Без музыки - [188]

Шрифт
Интервал

— Не пойму, отчего ты сам не воспользуешься их услугами? Зачем тебе Кедрин, я?

— Значит, не хочешь? Жаль. Святой принцип: на добро отвечать добром. Между прочим, эта счастливая идея посетила меня в прошлом году. Но я решил не торопиться.

— Ждал, когда я завязну в своих отношениях с Кедриным настолько, что мой отказ будет фактически невозможен. Выходит, ты меня нанимаешь?

Морташов предлагает мне закурить, я отказываюсь.

— Никого я не нанимаю. Я предлагаю идею. Остальное решает академик: кого привлечь, кому отказать. Если тебе так нравится это выражение, тебя нанимает академик.

— Нанимает тот, кто платит. О каком наваре ты говорил?

Он попытался уйти от ответа:

— Не будем спешить. Мы должны встретиться с академиком.

— Если ты рассчитываешь на мою помощь, то мне решать, сколько она стоит, моя помощь.
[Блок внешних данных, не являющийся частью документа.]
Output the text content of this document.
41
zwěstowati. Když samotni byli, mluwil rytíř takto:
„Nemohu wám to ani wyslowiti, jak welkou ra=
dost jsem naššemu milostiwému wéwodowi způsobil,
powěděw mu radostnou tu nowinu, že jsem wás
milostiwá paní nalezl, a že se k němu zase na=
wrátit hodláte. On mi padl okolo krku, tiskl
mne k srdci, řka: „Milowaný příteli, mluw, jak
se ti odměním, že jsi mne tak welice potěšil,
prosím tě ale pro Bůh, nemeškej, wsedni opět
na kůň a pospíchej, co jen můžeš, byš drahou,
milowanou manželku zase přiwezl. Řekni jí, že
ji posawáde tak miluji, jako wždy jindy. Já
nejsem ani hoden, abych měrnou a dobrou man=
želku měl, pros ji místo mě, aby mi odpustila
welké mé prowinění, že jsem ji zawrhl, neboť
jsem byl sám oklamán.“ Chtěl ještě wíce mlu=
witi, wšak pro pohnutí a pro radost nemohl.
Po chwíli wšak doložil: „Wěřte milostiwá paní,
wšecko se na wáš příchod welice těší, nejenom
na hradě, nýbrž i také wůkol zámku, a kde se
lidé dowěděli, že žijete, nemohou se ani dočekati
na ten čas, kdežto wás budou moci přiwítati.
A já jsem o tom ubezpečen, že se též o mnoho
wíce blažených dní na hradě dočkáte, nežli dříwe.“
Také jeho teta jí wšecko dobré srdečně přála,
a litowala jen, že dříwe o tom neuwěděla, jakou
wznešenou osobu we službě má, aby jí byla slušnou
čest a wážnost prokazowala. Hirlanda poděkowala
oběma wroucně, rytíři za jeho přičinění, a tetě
— Это что-то новое. Ты был другим.

— Так и ты был другим.

Морташов подходит ко мне совсем близко:

— Это что, серьезно?

— Оч-чень.

— Хорошо. Если я правильно информирован, одно уважаемое издательство отклонило твою книгу. Книга будет принята, поставлена в план. С тобой заключат договор.

— Год?

— Ближайший. В крайнем случае первый квартал следующего.

— Объем?

— Все согласно твоей заявке.

— И это все?

— Мой друг, это не так мало. Впрочем, я понимаю тебя. Нужна компенсация за безвестность. Будет блестящая защита. Я гарантирую абсолютный успех и плюс к тому статью о твоей работе, о ее важности для науки, для народного хозяйства. Ну как?

— В твоем духе — минимум собственных затрат.

— Не понял?

— За мой труд ты расплачиваешься моим же трудом.

— По-моему, ты не соображаешь, что говоришь.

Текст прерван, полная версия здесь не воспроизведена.